The Covid-19 accelerator Generally, all actors in the Geneva International community are suffering from operational restrictions linked to Covid-19, particularly with regards to organizing field visits or convening big meetings in Geneva. Said Lennane:

« The virus was the straw that broke the camel’s back and accelerated the end. Without the pandemic, maybe we would have succeeded in keep on going but it’s unlikely.»

According to Baumann, Geneva International’s institutions are still very well-positioned as actors, and have rapidly adapted during the lockdown with virtual modes of operation that can set a precedent for the longer-term, with new hybrid model of conferencing, combining physical presence and remote virtual interlocutors:

«Geneva is well placed with its rich ecosystem of actors in new technologies in the broadest sense. But multilateral diplomacy remains about relationships of trust and contact between negotiators and delegations. There will always be face-to-face meetings, this is the heart of multilateralism.»

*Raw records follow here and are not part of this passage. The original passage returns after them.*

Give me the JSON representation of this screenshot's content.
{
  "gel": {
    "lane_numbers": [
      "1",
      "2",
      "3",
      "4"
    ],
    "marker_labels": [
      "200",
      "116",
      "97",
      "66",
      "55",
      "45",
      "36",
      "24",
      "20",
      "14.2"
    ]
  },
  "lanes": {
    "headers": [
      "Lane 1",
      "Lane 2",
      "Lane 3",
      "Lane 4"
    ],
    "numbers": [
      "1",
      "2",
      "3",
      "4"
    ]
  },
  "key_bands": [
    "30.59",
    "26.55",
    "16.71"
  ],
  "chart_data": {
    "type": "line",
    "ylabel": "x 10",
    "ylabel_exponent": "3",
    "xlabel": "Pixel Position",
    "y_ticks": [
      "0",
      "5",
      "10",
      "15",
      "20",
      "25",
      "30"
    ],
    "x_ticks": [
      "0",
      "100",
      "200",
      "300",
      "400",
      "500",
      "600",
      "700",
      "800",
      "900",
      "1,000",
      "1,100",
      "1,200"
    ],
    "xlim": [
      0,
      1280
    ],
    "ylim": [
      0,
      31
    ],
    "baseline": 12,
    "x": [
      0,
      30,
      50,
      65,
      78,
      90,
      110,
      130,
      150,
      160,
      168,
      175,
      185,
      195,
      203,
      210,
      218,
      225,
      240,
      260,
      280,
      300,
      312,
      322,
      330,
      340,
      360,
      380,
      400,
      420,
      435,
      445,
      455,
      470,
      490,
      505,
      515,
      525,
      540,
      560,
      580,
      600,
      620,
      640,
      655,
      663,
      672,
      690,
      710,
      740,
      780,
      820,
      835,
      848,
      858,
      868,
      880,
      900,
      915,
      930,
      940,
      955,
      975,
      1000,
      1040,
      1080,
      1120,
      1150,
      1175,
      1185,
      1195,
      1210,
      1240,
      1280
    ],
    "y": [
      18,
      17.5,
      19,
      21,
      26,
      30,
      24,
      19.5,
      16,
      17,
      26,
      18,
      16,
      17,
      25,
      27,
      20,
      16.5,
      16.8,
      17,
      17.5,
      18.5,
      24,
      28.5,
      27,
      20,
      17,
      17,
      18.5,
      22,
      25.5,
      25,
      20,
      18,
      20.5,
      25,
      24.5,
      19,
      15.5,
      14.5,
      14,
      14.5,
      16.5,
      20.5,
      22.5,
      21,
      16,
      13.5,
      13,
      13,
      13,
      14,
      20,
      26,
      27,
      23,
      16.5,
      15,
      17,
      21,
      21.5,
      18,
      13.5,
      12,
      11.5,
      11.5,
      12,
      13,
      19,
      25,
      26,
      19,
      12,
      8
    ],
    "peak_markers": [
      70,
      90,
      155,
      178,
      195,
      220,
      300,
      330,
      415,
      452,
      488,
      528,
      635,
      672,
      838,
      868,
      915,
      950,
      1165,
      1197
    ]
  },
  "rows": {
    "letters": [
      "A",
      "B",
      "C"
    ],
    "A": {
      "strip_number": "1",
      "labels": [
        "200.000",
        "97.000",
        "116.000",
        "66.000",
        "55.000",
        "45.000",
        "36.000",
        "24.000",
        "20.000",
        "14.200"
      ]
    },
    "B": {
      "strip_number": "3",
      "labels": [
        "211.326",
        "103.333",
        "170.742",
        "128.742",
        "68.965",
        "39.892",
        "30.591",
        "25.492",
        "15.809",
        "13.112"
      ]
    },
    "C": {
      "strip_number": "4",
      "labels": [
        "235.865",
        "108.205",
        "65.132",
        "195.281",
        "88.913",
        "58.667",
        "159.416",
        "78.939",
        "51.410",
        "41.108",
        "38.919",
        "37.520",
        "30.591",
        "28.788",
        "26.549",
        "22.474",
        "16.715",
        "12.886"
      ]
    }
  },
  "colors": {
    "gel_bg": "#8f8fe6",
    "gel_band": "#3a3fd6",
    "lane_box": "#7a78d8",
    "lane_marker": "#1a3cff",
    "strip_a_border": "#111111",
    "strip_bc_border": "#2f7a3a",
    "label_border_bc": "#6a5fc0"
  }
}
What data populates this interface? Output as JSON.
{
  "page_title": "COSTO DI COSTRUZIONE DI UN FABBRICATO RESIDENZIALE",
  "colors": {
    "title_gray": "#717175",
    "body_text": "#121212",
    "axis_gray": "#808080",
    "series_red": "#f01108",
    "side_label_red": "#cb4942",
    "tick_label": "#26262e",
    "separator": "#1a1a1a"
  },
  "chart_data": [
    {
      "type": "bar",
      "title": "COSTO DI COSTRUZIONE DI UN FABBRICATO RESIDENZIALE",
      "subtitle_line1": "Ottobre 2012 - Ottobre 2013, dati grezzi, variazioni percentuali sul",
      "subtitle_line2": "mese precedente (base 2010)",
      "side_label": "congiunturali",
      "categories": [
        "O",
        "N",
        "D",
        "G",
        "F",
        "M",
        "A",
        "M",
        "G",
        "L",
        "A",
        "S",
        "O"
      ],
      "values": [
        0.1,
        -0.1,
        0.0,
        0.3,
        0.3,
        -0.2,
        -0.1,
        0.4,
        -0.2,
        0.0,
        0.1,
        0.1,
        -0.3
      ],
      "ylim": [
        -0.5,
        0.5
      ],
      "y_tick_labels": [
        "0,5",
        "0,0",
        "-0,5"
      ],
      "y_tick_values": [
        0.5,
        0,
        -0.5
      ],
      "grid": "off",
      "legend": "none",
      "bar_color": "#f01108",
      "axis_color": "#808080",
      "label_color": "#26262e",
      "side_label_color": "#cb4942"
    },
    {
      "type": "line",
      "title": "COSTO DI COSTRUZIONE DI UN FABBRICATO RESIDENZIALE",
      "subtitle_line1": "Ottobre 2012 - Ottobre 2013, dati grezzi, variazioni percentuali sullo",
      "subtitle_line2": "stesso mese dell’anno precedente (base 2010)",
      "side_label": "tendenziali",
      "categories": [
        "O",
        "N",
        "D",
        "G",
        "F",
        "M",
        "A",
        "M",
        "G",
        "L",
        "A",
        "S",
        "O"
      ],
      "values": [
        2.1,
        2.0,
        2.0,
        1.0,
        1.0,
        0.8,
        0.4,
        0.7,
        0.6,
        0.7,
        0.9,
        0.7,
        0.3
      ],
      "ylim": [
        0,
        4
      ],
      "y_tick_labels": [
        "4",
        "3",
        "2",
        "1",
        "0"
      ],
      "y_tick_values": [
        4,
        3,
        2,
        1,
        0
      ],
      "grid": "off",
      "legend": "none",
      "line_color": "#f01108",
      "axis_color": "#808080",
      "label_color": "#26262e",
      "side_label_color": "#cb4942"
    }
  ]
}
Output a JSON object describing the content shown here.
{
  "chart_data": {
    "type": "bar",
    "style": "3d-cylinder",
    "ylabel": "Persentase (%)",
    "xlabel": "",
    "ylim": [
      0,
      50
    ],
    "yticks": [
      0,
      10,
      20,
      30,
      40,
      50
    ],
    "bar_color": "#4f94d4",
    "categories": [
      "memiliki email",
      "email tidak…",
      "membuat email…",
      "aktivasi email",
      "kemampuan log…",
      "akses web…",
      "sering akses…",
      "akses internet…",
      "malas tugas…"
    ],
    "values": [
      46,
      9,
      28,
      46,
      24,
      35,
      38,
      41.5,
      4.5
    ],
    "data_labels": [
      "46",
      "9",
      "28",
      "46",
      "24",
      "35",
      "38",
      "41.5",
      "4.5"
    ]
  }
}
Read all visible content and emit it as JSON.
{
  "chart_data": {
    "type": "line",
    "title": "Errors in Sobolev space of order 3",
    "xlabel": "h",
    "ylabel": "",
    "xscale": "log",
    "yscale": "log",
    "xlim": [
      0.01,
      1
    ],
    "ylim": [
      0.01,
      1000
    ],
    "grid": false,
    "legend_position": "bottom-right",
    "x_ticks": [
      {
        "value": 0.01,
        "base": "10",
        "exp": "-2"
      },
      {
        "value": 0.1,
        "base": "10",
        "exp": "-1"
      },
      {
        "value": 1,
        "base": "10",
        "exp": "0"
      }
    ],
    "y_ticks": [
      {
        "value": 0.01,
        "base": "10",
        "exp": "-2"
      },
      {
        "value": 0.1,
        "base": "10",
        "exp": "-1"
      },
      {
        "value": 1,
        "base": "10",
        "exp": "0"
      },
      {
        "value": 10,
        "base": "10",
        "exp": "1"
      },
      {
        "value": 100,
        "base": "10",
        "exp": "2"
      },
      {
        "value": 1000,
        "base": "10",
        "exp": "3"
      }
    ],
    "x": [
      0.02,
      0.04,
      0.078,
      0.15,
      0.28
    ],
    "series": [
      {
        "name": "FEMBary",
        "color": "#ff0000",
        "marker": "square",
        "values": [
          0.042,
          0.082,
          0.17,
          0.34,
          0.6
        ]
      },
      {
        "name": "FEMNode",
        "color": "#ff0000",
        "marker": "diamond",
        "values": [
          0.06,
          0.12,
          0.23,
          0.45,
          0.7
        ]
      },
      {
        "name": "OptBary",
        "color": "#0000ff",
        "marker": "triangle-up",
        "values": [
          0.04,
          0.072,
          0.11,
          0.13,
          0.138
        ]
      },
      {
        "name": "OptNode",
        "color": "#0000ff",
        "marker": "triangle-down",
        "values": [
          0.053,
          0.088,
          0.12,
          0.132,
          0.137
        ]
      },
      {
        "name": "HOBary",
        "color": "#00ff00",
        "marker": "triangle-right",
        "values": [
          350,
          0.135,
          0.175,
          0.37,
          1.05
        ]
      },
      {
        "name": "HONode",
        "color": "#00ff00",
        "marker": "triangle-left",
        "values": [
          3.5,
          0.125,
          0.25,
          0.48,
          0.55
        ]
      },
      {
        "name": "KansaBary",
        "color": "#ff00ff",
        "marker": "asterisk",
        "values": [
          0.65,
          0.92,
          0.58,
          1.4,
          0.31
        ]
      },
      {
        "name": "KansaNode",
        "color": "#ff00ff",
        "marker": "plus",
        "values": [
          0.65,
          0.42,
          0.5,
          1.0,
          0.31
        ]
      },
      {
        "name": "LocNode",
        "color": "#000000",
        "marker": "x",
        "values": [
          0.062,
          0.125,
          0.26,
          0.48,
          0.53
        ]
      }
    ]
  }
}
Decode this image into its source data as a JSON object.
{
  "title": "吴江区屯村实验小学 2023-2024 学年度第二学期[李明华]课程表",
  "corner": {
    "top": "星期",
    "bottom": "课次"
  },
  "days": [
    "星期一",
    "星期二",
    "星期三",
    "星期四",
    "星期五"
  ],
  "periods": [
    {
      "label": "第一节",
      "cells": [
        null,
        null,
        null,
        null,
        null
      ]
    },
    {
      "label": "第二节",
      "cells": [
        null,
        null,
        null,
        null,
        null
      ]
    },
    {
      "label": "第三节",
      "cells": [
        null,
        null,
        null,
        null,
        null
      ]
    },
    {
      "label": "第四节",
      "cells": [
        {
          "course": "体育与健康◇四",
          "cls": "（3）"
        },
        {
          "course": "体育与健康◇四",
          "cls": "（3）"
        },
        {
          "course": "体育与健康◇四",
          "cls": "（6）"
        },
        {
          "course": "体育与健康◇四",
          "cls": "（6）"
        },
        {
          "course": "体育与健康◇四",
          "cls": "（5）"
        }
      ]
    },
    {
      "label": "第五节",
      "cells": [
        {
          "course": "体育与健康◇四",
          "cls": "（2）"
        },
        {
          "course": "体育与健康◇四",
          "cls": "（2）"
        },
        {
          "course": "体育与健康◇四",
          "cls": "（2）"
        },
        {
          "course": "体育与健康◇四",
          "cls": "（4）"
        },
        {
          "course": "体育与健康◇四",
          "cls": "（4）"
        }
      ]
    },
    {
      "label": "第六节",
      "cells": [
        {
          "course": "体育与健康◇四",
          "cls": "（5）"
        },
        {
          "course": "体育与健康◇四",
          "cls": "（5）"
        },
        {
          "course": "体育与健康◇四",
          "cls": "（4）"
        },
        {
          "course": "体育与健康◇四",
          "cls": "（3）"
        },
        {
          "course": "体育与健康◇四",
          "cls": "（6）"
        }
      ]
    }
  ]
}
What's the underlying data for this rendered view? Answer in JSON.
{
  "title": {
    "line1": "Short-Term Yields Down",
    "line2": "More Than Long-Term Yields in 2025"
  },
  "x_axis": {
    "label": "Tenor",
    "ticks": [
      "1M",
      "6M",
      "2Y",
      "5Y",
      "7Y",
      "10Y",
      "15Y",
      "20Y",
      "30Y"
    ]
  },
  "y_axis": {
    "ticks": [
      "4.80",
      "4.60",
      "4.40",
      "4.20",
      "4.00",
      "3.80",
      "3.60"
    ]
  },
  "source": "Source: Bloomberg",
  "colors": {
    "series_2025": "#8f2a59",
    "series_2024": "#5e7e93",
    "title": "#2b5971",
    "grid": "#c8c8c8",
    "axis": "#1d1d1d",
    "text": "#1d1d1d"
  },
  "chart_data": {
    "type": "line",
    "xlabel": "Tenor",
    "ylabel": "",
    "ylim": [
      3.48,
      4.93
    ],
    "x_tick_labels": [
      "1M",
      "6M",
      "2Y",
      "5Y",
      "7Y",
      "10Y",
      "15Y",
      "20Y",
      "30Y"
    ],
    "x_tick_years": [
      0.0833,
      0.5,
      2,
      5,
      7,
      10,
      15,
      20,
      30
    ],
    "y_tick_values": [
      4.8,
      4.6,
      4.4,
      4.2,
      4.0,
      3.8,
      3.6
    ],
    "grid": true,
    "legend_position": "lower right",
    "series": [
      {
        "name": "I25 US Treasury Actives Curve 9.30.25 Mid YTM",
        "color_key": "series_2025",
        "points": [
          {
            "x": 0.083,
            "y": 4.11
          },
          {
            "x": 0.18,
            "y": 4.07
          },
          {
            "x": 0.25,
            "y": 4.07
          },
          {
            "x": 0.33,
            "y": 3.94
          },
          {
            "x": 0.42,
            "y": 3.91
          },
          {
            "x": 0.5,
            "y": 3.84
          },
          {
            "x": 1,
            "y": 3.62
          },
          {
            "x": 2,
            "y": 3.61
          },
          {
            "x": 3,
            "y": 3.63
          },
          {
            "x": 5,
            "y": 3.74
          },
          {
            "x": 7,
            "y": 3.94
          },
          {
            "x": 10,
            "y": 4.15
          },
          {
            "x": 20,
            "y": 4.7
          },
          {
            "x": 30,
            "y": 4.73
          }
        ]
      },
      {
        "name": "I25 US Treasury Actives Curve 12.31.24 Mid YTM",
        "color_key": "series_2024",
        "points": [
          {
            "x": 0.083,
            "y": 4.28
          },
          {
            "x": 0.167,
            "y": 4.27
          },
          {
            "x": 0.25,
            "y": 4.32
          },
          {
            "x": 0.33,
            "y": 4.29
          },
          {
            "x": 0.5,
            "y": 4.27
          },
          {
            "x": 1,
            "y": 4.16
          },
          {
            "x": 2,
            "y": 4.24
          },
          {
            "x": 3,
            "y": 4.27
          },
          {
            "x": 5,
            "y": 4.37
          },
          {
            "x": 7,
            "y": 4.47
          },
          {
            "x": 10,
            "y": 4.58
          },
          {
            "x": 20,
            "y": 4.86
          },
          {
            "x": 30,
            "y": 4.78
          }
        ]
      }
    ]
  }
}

Still, in light of the Covid-19 emergency, other Geneva-based NGOs also have concerns about sustainability in coming weeks or months, some of them serious, acknowledged Olivier Coutau, the Geneva Canton’s Delegate for International Geneva:

«It is certain that the pandemic is not, and will not be, without effect on the functioning of international cooperation actors. For small entities with limited cash reserves, this may mean difficulties, especially if the needs in their sector are increasing.»